У этой истории получилось интересное продолжение. Лет через 15-16 эстрадный оркестр комбината «Балтийская мануфактура», в котором я играл, был на шефской встрече в 14 школе (позже – гимназия Раннику, была построена недалеко от нашей школы на улице Маяковского (сейчас – Кари, в переводе с эстонского рифовая, здание школы в 2017 г. снесли). Встреча завершалась танцами. Я узнал свою учительницу немецкого языка и пригласил на танец. Представился. Она меня не узнала. Но после «честного» признания о моих проделках с журналами и её смущении что-то вспомнила и заулыбалась.
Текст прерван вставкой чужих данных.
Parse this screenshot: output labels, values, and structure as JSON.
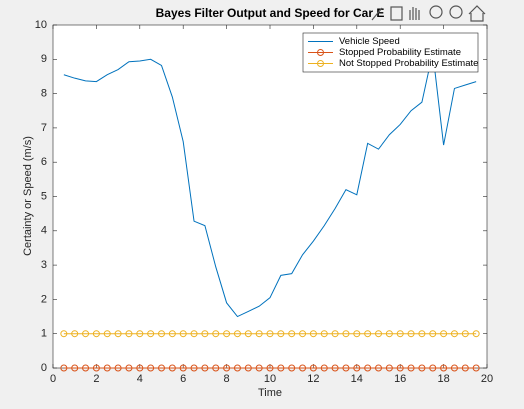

Небольшие знания по испанскому языку мы использовали обычно для подсказок, особенно дат по истории. Техника была простая. Часть ребят в классе выучила счет на испанском языке. Я часто садился на первую парту и в «критические» для товарищей минуты, оборачиваясь к соседу по парте, шептал одну-две последние нужные цифры. Для этого иногда «случайно» мог и уронить что-то с парты и пробормотать те же цифры как бы с возмущением. Шептал, разумеется, так, чтобы их расслышал стоящий у доски. Например, для 1812 года - «уно-дос» (исп. яз. – один, два). Этого было достаточно, чтобы ответить правильно. Если учитель делал замечание, всегда можно было сказать с невинным лицом «мы не подсказываем».
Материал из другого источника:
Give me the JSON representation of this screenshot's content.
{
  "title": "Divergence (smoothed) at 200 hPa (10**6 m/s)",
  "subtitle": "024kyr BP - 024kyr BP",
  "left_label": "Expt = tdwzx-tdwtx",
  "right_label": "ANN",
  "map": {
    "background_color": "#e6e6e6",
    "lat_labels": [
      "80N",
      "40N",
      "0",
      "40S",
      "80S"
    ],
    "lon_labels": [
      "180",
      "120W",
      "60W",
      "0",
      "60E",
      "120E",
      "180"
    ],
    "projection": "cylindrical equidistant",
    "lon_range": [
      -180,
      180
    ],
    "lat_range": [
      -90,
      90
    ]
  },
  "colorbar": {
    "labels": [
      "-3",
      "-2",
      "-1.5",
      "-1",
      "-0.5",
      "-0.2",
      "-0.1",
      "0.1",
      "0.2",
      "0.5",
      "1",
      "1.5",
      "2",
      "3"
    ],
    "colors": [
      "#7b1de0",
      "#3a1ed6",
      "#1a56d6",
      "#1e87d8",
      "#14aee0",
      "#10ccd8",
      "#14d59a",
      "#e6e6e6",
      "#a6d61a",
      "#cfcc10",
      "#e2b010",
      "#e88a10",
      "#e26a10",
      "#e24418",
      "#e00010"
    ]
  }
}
В июне 1959 года, после окончания занятий в школе, мы всем классом поехали в Ленинград. На несколько дней. Деньги на поездку заработали еще весной, на Балтийском судоремонтном заводе (БСРЗ). Остановились в какой-то школе на Выборгской стороне, в километре-полутора за Финляндским вокзалом. Нам повезло с погодой. Все дни в северной столице были теплые и солнечные. Мы побывали в Эрмитаже и Русском музее, на Невском проспекте, в Летнем саду, на Марсовом поле, съездили в Петергоф, к фонтанам. Всем очень хотелось посмотреть, как ночью на Неве разводятся мосты, но Белла Исааковна, наш классный руководитель, не разрешила. Тогда группа отчаянных решила потихоньку сбежать самим ночью.
Мы жили на втором этаже школы, ночевали на матрацах. Девочки в одной комнате, мальчики – в другой. Белла Исааковна – отдельно. Ночью, чтобы не разбудить её и не ходить по коридорам, потихоньку спустились по водосточной трубе. Такой опыт у меня уже был, и я спустился первым. Конечно, надежность крепления трубы проверили еще вечером. Девчонки, молодцы, при спуске обошлись без обычного визга. Ушли незаметно.
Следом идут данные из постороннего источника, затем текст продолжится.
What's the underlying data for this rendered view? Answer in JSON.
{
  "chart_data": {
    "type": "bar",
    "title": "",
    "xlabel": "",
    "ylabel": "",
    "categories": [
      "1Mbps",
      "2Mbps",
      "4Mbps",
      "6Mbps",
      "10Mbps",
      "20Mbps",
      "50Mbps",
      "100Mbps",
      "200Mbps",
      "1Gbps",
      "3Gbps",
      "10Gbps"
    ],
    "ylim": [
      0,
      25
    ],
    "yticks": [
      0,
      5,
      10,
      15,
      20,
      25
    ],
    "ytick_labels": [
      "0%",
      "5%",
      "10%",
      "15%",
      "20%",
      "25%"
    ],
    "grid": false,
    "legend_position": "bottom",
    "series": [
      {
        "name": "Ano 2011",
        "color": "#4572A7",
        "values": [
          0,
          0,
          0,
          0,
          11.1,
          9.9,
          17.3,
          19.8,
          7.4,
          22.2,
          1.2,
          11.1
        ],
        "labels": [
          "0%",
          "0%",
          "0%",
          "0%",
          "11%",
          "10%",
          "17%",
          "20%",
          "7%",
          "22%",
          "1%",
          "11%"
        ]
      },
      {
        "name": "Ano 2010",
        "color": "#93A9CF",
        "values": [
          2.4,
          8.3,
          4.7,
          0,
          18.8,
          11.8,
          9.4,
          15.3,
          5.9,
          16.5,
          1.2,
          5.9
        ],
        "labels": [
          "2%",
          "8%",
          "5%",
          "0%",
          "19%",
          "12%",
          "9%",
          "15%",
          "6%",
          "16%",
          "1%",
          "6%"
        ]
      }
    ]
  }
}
Еще на Выборгской стороне, переодетым на спор с Валеркой Пономаренко в женское платье (на что спорили, не помню, наверно, на мороженое), я должен был пройти один до конца улицы, где мы жили. Это всего-то метров 600, не больше. Проблем не видел. Переоделся. Девчонки мастерски соорудили мне грудь. Не очень большую, но хорошо выделяющуюся. Пошел. Наши позади метрах в 150. Все бы ничего, но по дороге встретились два молодых парня, которые решили пристать к одинокой «девушке». Для начала пояснил им, что это такая шутка. На спор. Но парни, наверно, все-таки решили меня пощупать, для проверки. Пришлось вспомнить уроки бокса и не допускать, чтобы кто-то из них зашел за спину. Все обошлось нормально, так как они увидели, что быстро подходит целая группа парней и девчат. И баланс сил не в их пользу. Разводом мостов мы полюбовались. Когда вернулись, Белла Исааковна уже не спала. Может, кто-то из оставшихся успел «доложить» ей. Она сидела в ночной рубашке и плакала. Мне было её очень жаль. ...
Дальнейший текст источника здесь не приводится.